Notes on characteristics of radar radial winds

Kirsti SALONEN
Finnish Meteorological Institute, Finland

Abstract

Doppler radar measures one component of the wind vector, that is, the radar radial component. With constant range and elevation the radar radial wind has a form of a sine as a function of azimuth angle, if an assumption of a linear wind field is made. The amplitude of the sine defines the wind speed and and the phase of the sine defines the wind direction.

Variational data assimilation provides a framework to interpret and to use the radar radial wind data in Numerical Weather Prediction (NWP) models. This consists of modelling the radar measurement with the available NWP model variables. The amount of raw measurements is however enormous, and some preprocessing is needed before using the radial wind observations in data assimilation. One solution is to calculate spatial averages, so called superobservations (SOs), from the raw data. SOs are smoother than the raw observations and better represent the model resolution. Another, but not as good possibility is to use data thinning, i.e. to use raw observations with sparse resolution.
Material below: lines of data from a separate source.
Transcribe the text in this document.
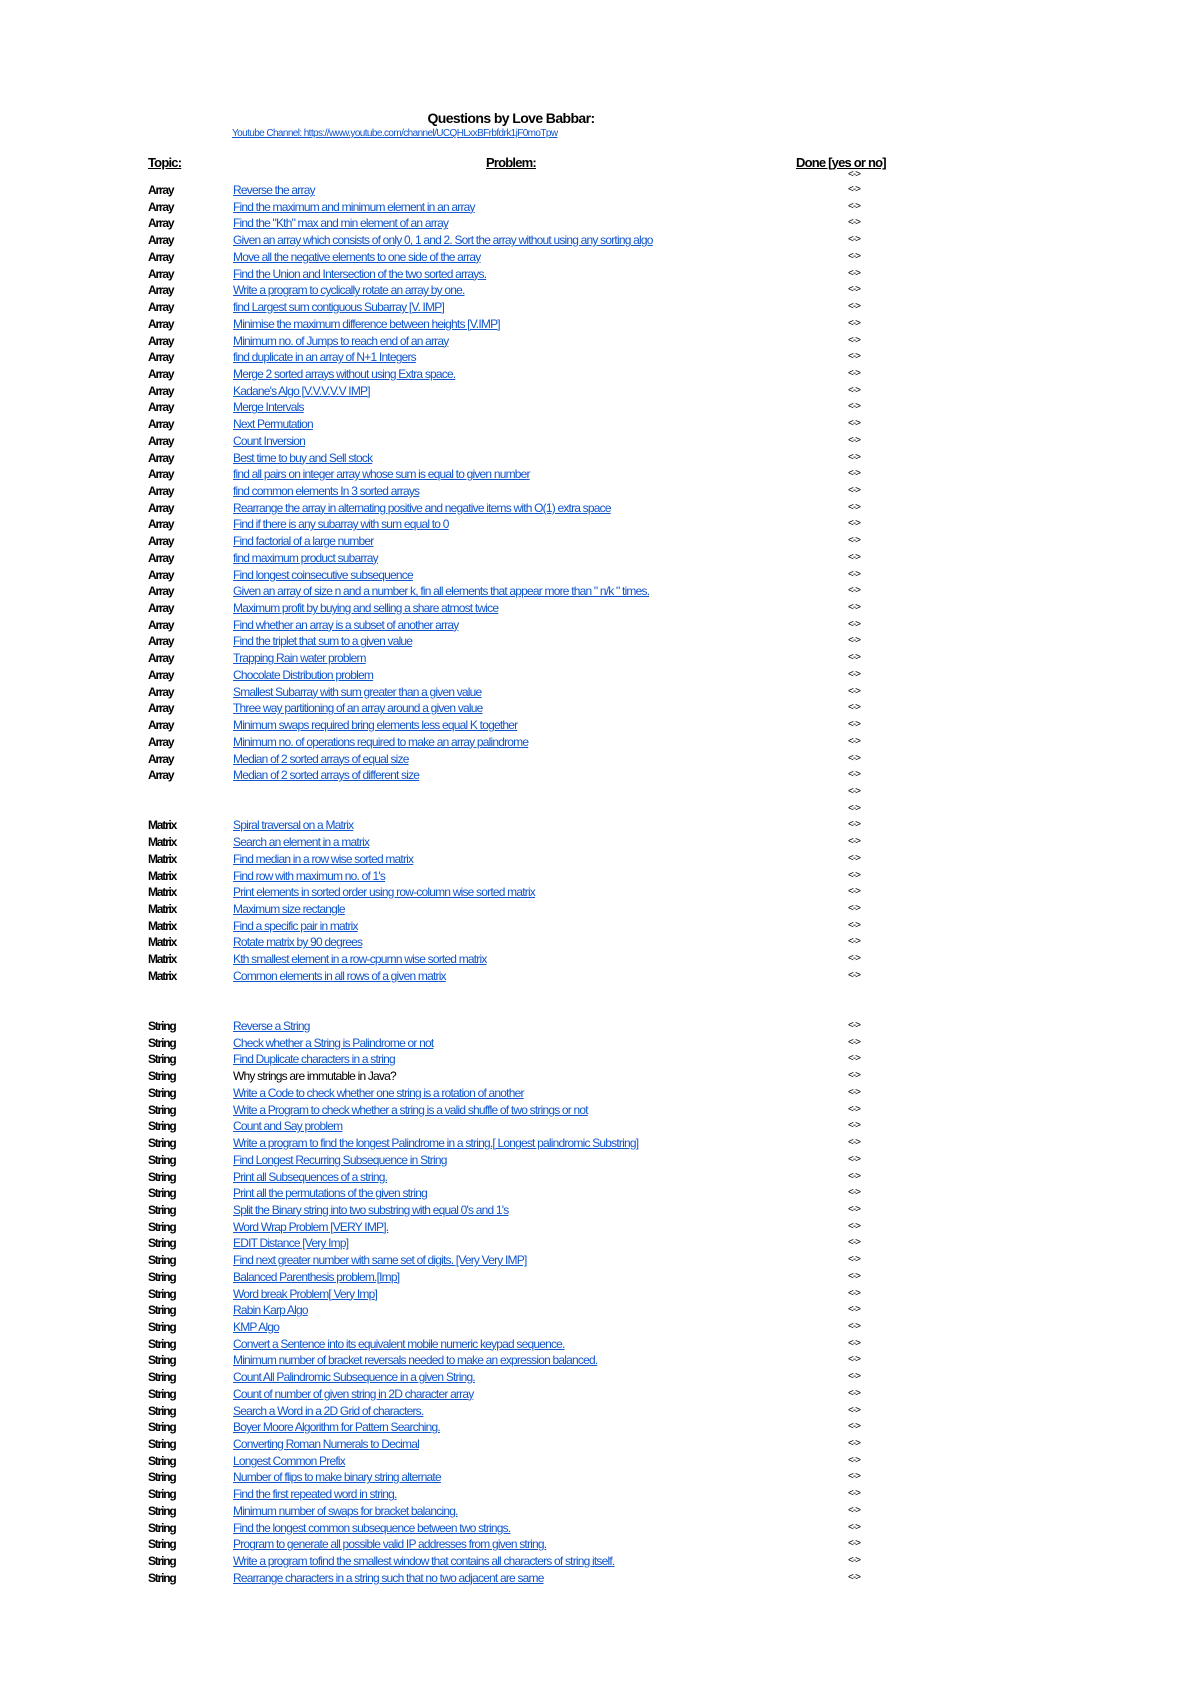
Questions by Love Babbar:
Youtube Channel: https://www.youtube.com/channel/UCQHLxxBFrbfdrk1jF0moTpw
Topic:	Problem:	Done [yes or no]
<->
Array	Reverse the array	<->
Array	Find the maximum and minimum element in an array	<->
Array	Find the "Kth" max and min element of an array	<->
Array	Given an array which consists of only 0, 1 and 2. Sort the array without using any sorting algo	<->
Array	Move all the negative elements to one side of the array	<->
Array	Find the Union and Intersection of the two sorted arrays.	<->
Array	Write a program to cyclically rotate an array by one.	<->
Array	find Largest sum contiguous Subarray [V. IMP]	<->
Array	Minimise the maximum difference between heights [V.IMP]	<->
Array	Minimum no. of Jumps to reach end of an array	<->
Array	find duplicate in an array of N+1 Integers	<->
Array	Merge 2 sorted arrays without using Extra space.	<->
Array	Kadane's Algo [V.V.V.V.V IMP]	<->
Array	Merge Intervals	<->
Array	Next Permutation	<->
Array	Count Inversion	<->
Array	Best time to buy and Sell stock	<->
Array	find all pairs on integer array whose sum is equal to given number	<->
Array	find common elements In 3 sorted arrays	<->
Array	Rearrange the array in alternating positive and negative items with O(1) extra space	<->
Array	Find if there is any subarray with sum equal to 0	<->
Array	Find factorial of a large number	<->
Array	find maximum product subarray	<->
Array	Find longest coinsecutive subsequence	<->
Array	Given an array of size n and a number k, fin all elements that appear more than " n/k " times.	<->
Array	Maximum profit by buying and selling a share atmost twice	<->
Array	Find whether an array is a subset of another array	<->
Array	Find the triplet that sum to a given value	<->
Array	Trapping Rain water problem	<->
Array	Chocolate Distribution problem	<->
Array	Smallest Subarray with sum greater than a given value	<->
Array	Three way partitioning of an array around a given value	<->
Array	Minimum swaps required bring elements less equal K together	<->
Array	Minimum no. of operations required to make an array palindrome	<->
Array	Median of 2 sorted arrays of equal size	<->
Array	Median of 2 sorted arrays of different size	<->
<->
<->
Matrix	Spiral traversal on a Matrix	<->
Matrix	Search an element in a matrix	<->
Matrix	Find median in a row wise sorted matrix	<->
Matrix	Find row with maximum no. of 1's	<->
Matrix	Print elements in sorted order using row-column wise sorted matrix	<->
Matrix	Maximum size rectangle	<->
Matrix	Find a specific pair in matrix	<->
Matrix	Rotate matrix by 90 degrees	<->
Matrix	Kth smallest element in a row-cpumn wise sorted matrix	<->
Matrix	Common elements in all rows of a given matrix	<->
String	Reverse a String	<->
String	Check whether a String is Palindrome or not	<->
String	Find Duplicate characters in a string	<->
String	Why strings are immutable in Java?	<->
String	Write a Code to check whether one string is a rotation of another	<->
String	Write a Program to check whether a string is a valid shuffle of two strings or not	<->
String	Count and Say problem	<->
String	Write a program to find the longest Palindrome in a string.[ Longest palindromic Substring]	<->
String	Find Longest Recurring Subsequence in String	<->
String	Print all Subsequences of a string.	<->
String	Print all the permutations of the given string	<->
String	Split the Binary string into two substring with equal 0's and 1's	<->
String	Word Wrap Problem [VERY IMP].	<->
String	EDIT Distance [Very Imp]	<->
String	Find next greater number with same set of digits. [Very Very IMP]	<->
String	Balanced Parenthesis problem.[Imp]	<->
String	Word break Problem[ Very Imp]	<->
String	Rabin Karp Algo	<->
String	KMP Algo	<->
String	Convert a Sentence into its equivalent mobile numeric keypad sequence.	<->
String	Minimum number of bracket reversals needed to make an expression balanced.	<->
String	Count All Palindromic Subsequence in a given String.	<->
String	Count of number of given string in 2D character array	<->
String	Search a Word in a 2D Grid of characters.	<->
String	Boyer Moore Algorithm for Pattern Searching.	<->
String	Converting Roman Numerals to Decimal	<->
String	Longest Common Prefix	<->
String	Number of flips to make binary string alternate	<->
String	Find the first repeated word in string.	<->
String	Minimum number of swaps for bracket balancing.	<->
String	Find the longest common subsequence between two strings.	<->
String	Program to generate all possible valid IP addresses from given string.	<->
String	Write a program tofind the smallest window that contains all characters of string itself.	<->
String	Rearrange characters in a string such that no two adjacent are same	<->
An important aspect when defining the quality of radar radial wind observations, raw observations or SOs, is the possible azimuth dependence of verification scores, especially the azimuth dependece of bias. Calculating bias over the whole measurement area may result near zero and indicate that the data is unbiased. Still, there might be systematic difference between observed and modelled wind direction or wind speed. Studying the bias as a function of azimuth angle reveals those differences immediately. If observations and model are unbiased, bias as a function of azimuth angle is zero. If observations, or model, are not unbiased, the bias will also have a form of sine as a function of azimuth angle. The amplitude of the sine defines the maximum bias in the data and the phase difference to the reference wind direction defines the bias in wind direction.

In this presentation verification results will be presented from a set of experiments with one month radar radial wind data.